There might be part of that, as OperationID 1304 might be the last valid backup. My prior thought from the server log that March 5 was the first error might be wrong, as default log-retention is 30 days, and no prior server log entries were found. The explanation for why there is a January 31 job log around in the image is (roughly anyway) explainable by its PurgeLogData only running after good backup occurs. Those stopped.

So first failure might have made no job log, because it didn’t in this Beta, and maybe server log aged away. PurgeLogData for the job log also cleans up Remoteoperation table, so we might have that back to Jan 31, assuming we can get anything sent to us somehow, e.g. by Export, or database bug report (possibly slow).
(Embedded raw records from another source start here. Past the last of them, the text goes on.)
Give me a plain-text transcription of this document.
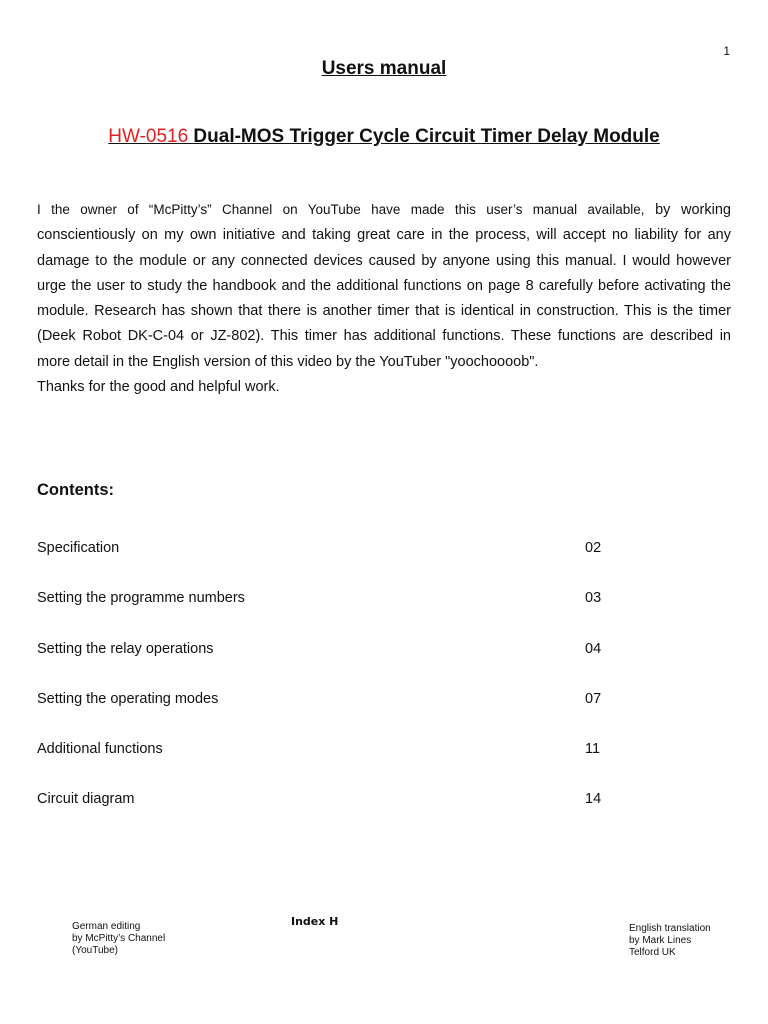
1
Users manual
HW-0516 Dual-MOS Trigger Cycle Circuit Timer Delay Module

I the owner of “McPitty’s” Channel on YouTube have made this user’s manual available, by working conscientiously on my own initiative and taking great care in the process, will accept no liability for any damage to the module or any connected devices caused by anyone using this manual. I would however urge the user to study the handbook and the additional functions on page 8 carefully before activating the module. Research has shown that there is another timer that is identical in construction. This is the timer (Deek Robot DK-C-04 or JZ-802). This timer has additional functions. These functions are described in more detail in the English version of this video by the YouTuber "yoochoooob".

Thanks for the good and helpful work.

Contents:
Specification	02
Setting the programme numbers	03
Setting the relay operations	04
Setting the operating modes	07
Additional functions	11
Circuit diagram	14
German editing
by McPitty’s Channel
(YouTube)
Index H
English translation
by Mark Lines
Telford UK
Meanwhile, a copy-and-paste of the Message JSON for OperationID 1304 in LogData would be a nice start.

EDIT 3:

Although it will probably erase some of the job logs for privacy, the database bug report might be runnable in a reasonable amount of time. I tried a 700 GB backup (but with 1 MB blocksize) of roughly 1 million files, and creating the report takes about 50 minutes, with 25 being a VACUUM at the end – added in Canary for better sanitization. Backup is on a portable USB drive, and system itself has a 7200 RPM hard drive that gets busy.

On system with SSD and likely faster processor, their speeds might offset the presumably bigger database (mine is about 3 GB). Compressed bugreport is about 1 GB, but now I’m also worrying about .zip size limit.